Ellison, Challenger of Record for AC 32, countered with a wild-card challenge in a boat 90 feet long and 90 feet wide—which could only be a trimaran. The avowed purpose was to force a renegotiation of the protocol, and in fact a coalition of the major challengers of AC 32 joined Ellison in October 2007 to offer a compromise for an AC 33 that would have embraced the new 90-foot monohulls while returning the organizational structure to something resembling that of AC 32. Alinghi rejected the BMW Oracle challenge, rejected the coalition compromise offer, and went to court on Bertarelli's assertion: "It is not possible that we will lose. We have the best lawyers."
Those lawyers were replaced after they lost the first couple of rounds, but the very high-powered American firm now working for Alinghi turned all of that around on the most recent 3-2 appellate ruling.

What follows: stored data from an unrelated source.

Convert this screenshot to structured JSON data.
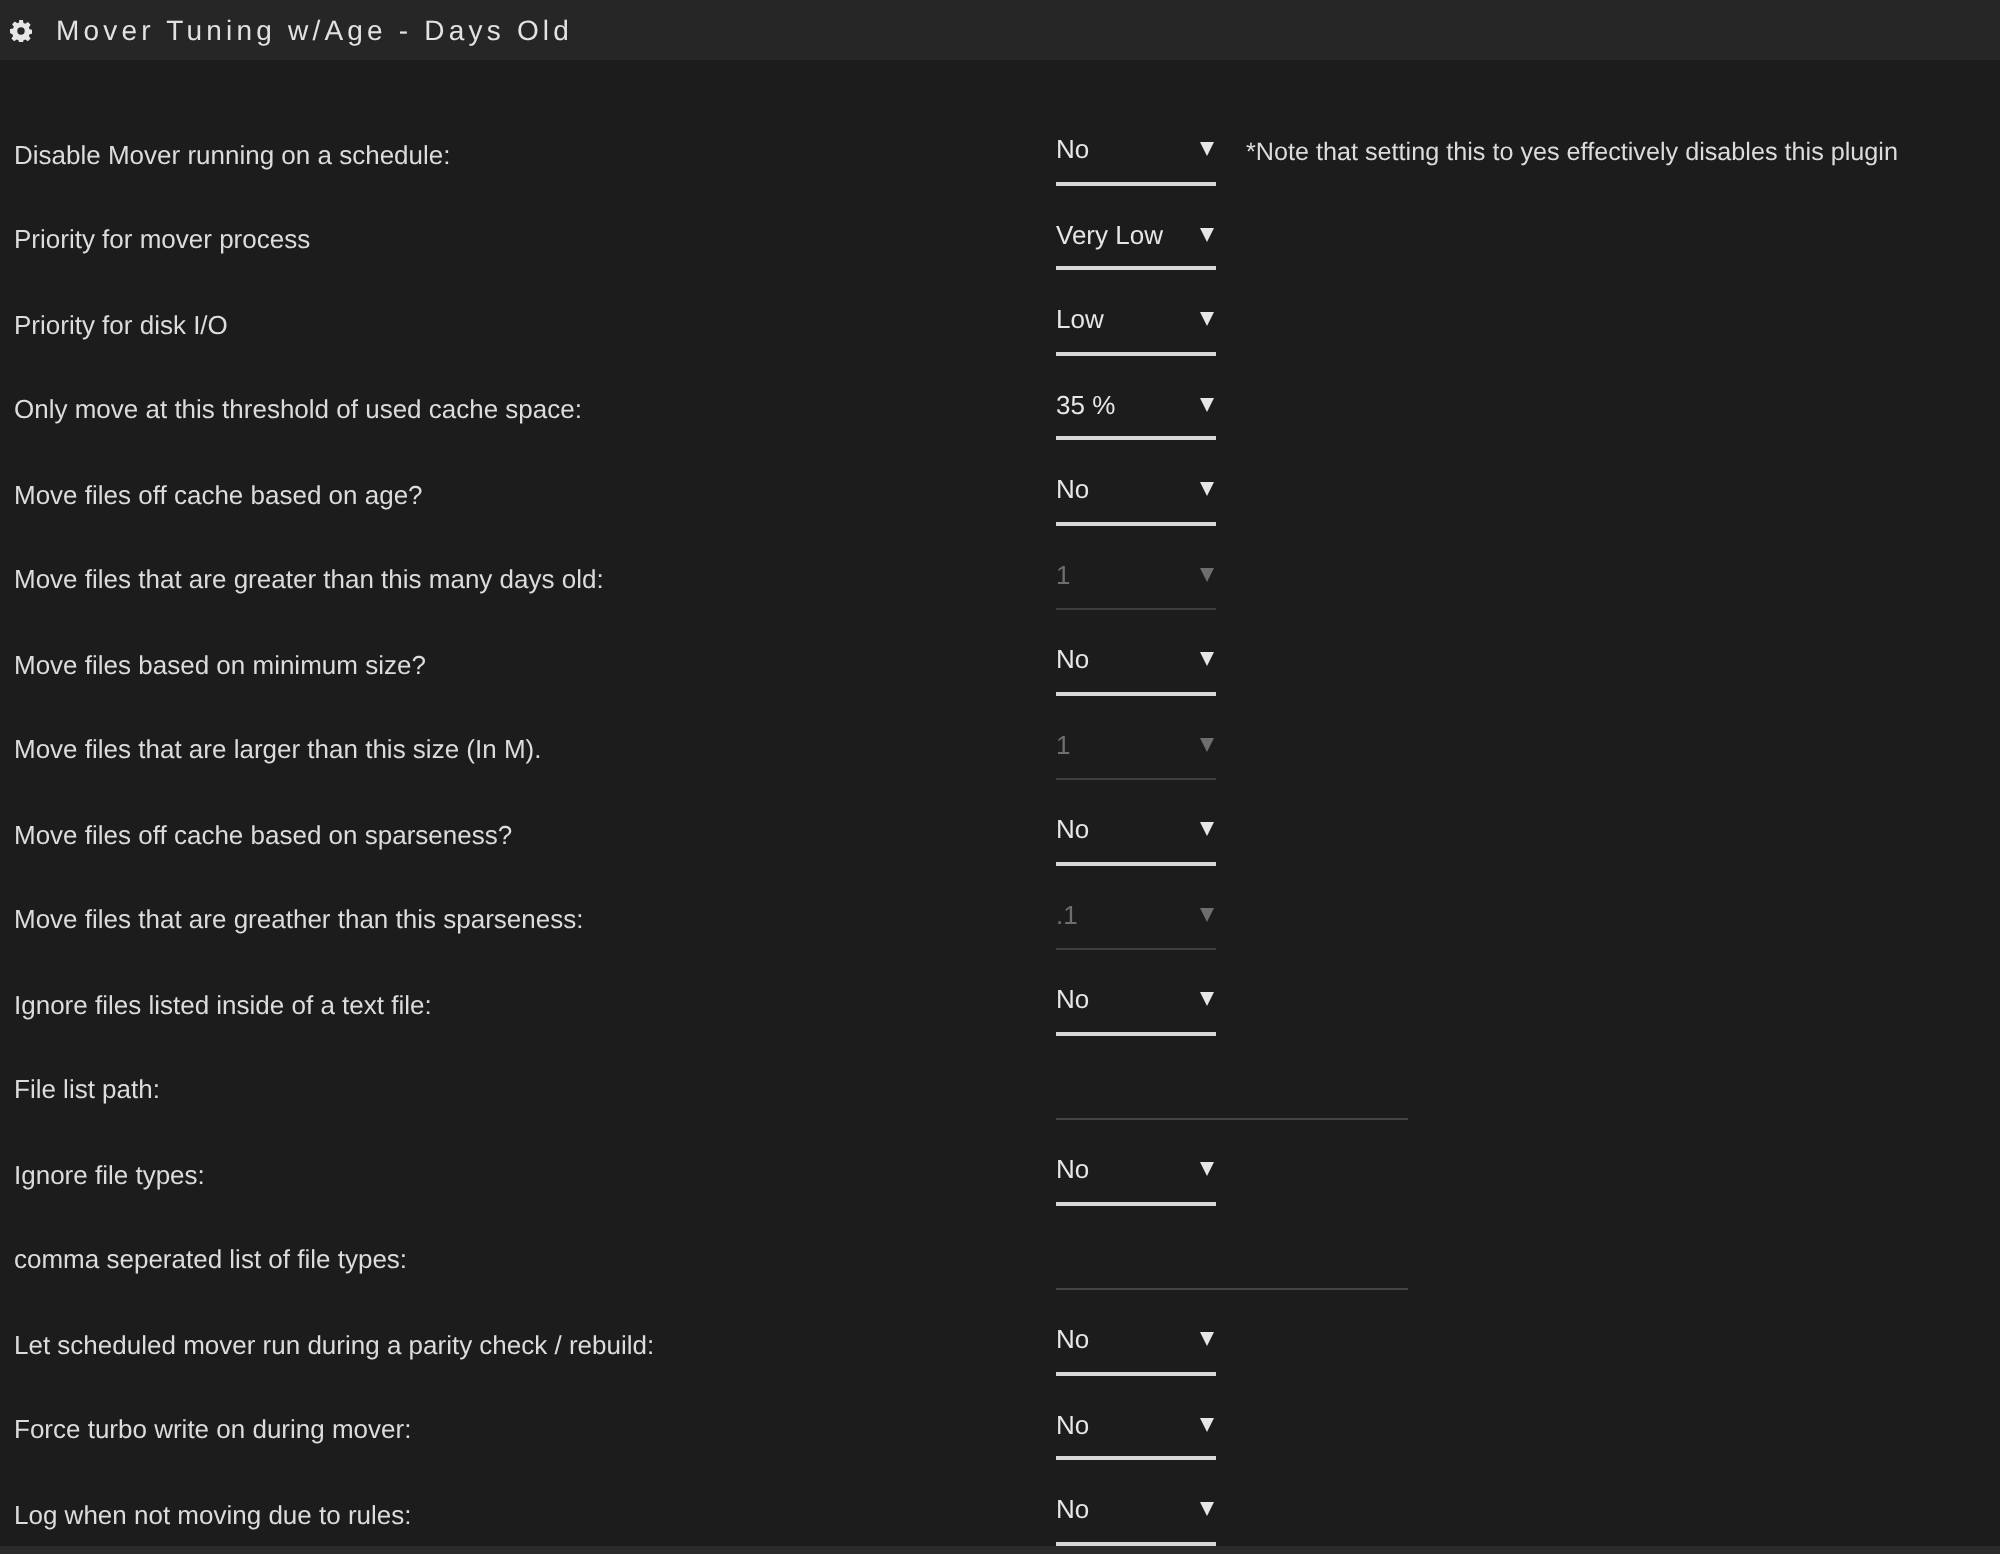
{
  "window": {
    "title": "Mover Tuning w/Age - Days Old"
  },
  "settings": [
    {
      "kind": "select",
      "label": "Disable Mover running on a schedule:",
      "value": "No",
      "disabled": false,
      "note": "*Note that setting this to yes effectively disables this plugin"
    },
    {
      "kind": "select",
      "label": "Priority for mover process",
      "value": "Very Low",
      "disabled": false
    },
    {
      "kind": "select",
      "label": "Priority for disk I/O",
      "value": "Low",
      "disabled": false
    },
    {
      "kind": "select",
      "label": "Only move at this threshold of used cache space:",
      "value": "35 %",
      "disabled": false
    },
    {
      "kind": "select",
      "label": "Move files off cache based on age?",
      "value": "No",
      "disabled": false
    },
    {
      "kind": "select",
      "label": "Move files that are greater than this many days old:",
      "value": "1",
      "disabled": true
    },
    {
      "kind": "select",
      "label": "Move files based on minimum size?",
      "value": "No",
      "disabled": false
    },
    {
      "kind": "select",
      "label": "Move files that are larger than this size (In M).",
      "value": "1",
      "disabled": true
    },
    {
      "kind": "select",
      "label": "Move files off cache based on sparseness?",
      "value": "No",
      "disabled": false
    },
    {
      "kind": "select",
      "label": "Move files that are greather than this sparseness:",
      "value": ".1",
      "disabled": true
    },
    {
      "kind": "select",
      "label": "Ignore files listed inside of a text file:",
      "value": "No",
      "disabled": false
    },
    {
      "kind": "text",
      "label": "File list path:"
    },
    {
      "kind": "select",
      "label": "Ignore file types:",
      "value": "No",
      "disabled": false
    },
    {
      "kind": "text",
      "label": "comma seperated list of file types:"
    },
    {
      "kind": "select",
      "label": "Let scheduled mover run during a parity check / rebuild:",
      "value": "No",
      "disabled": false
    },
    {
      "kind": "select",
      "label": "Force turbo write on during mover:",
      "value": "No",
      "disabled": false
    },
    {
      "kind": "select",
      "label": "Log when not moving due to rules:",
      "value": "No",
      "disabled": false
    }
  ]
}
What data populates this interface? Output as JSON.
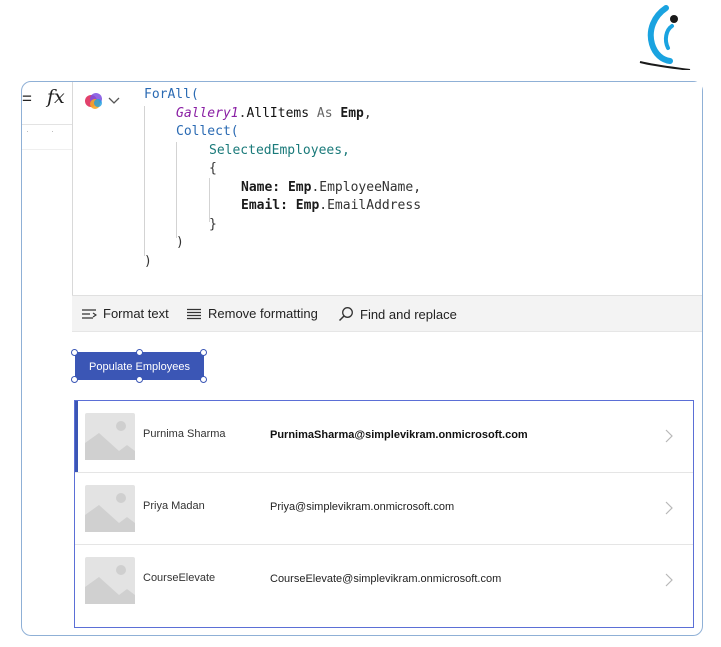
{
  "formula_bar": {
    "equals": "=",
    "fx": "fx",
    "code_lines": [
      "ForAll(",
      "Gallery1.AllItems As Emp,",
      "Collect(",
      "SelectedEmployees,",
      "{",
      "Name: Emp.EmployeeName,",
      "Email: Emp.EmailAddress",
      "}",
      ")",
      ")"
    ]
  },
  "toolbar": {
    "format_text": "Format text",
    "remove_formatting": "Remove formatting",
    "find_replace": "Find and replace"
  },
  "populate_button": {
    "label": "Populate Employees"
  },
  "gallery": {
    "rows": [
      {
        "name": "Purnima Sharma",
        "email": "PurnimaSharma@simplevikram.onmicrosoft.com",
        "selected": true
      },
      {
        "name": "Priya Madan",
        "email": "Priya@simplevikram.onmicrosoft.com",
        "selected": false
      },
      {
        "name": "CourseElevate",
        "email": "CourseElevate@simplevikram.onmicrosoft.com",
        "selected": false
      }
    ]
  },
  "colors": {
    "accent": "#3b56b5",
    "keyword": "#2a6ab3",
    "gallery_ref": "#8a1fa4",
    "collection": "#1a7a7a"
  },
  "icons": [
    "logo-icon",
    "copilot-icon",
    "chevron-down-icon",
    "format-text-icon",
    "remove-formatting-icon",
    "search-icon",
    "image-placeholder-icon",
    "chevron-right-icon"
  ]
}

Ellison's camp argues, I say plausibly, that CNEV is not a valid yacht club. Some time after losing the first few rounds in court, CNEV drifted off into an unattended, cobwebbed corner while Desafo Espaol, its former team, aligned itself with a genuine, longstanding Spanish club. That leaves the alleged Challenger of Record now without a team to challenge, just when an Appeals Court ruling has dumped the challenger role back into its lap, if only it had a lap.
So it goes, a mere sampling of the strange twists in this story. The America's Cup today is an Alice-in-Wonderland world that does not fit your "I'd Rather Be Sailing" bumper sticker.
Should the court sustain the most recent 3-2 Appeals Court ruling Switzerland's Ernesto Bertarelli as defender retains control of the next match, through Team Alinghi and the Socit Nautique de Genve. He can be expected to organize a match in 90-foot monohulls with multiple challengers and a surrounding atmosphere in which his every move is scrutinized for fairness. That's where this process was generated—in distrust—even before AC 32 was finished in Valencia. The most recent ruling shocked many analysts, went against a series of prior rulings, and as a split verdict was automatically subject to appeal.
Should the court overturn the most recent 3-2 Appeals Court ruling American Larry Ellison gains a measure of control as Challenger with his giant trimaran. Bertarelli will be forced to compete against it. Bertarelli is already building one or more boats to defend against this threat. Just what he is building he won't say, and nobody in his position would. It does not have to be a 90X90 trimaran, but it will be something he thinks can win. Such a match, governed by the Deed of Gift for cases where challenger and defender cannot agree to terms, would be a best-of-three over 19th-century-style courses specified in the Deed. Berteralli gets to choose the place.
THE BIG TRI
The canting mast is 158 feet tall, and there's a spare, you bet your bippy. A mainsail of 5,000 square feet. A beast. Four coffee grinders per tack and the crew were mostly wearing helmets. In the early sailing out of Anacortes, five support RIBs followed. Medical teams and divers were part of the complement, in case of capsize. Inviting speculation that (for example) the Swiss defenders might choose to build something easier to control, then race in a heavy-air venue.
But wind is never guaranteed, is it?
Imagine sitting down to a poker game where every card is a wild card.
Andrew Spithill was the wunderkind of AC 32, winning a pot of races on the starting line for Luna Rossa. Now he's on a steep learning curve at the elbow of Franck Cammas.
Spithill calls this "a new ball game.”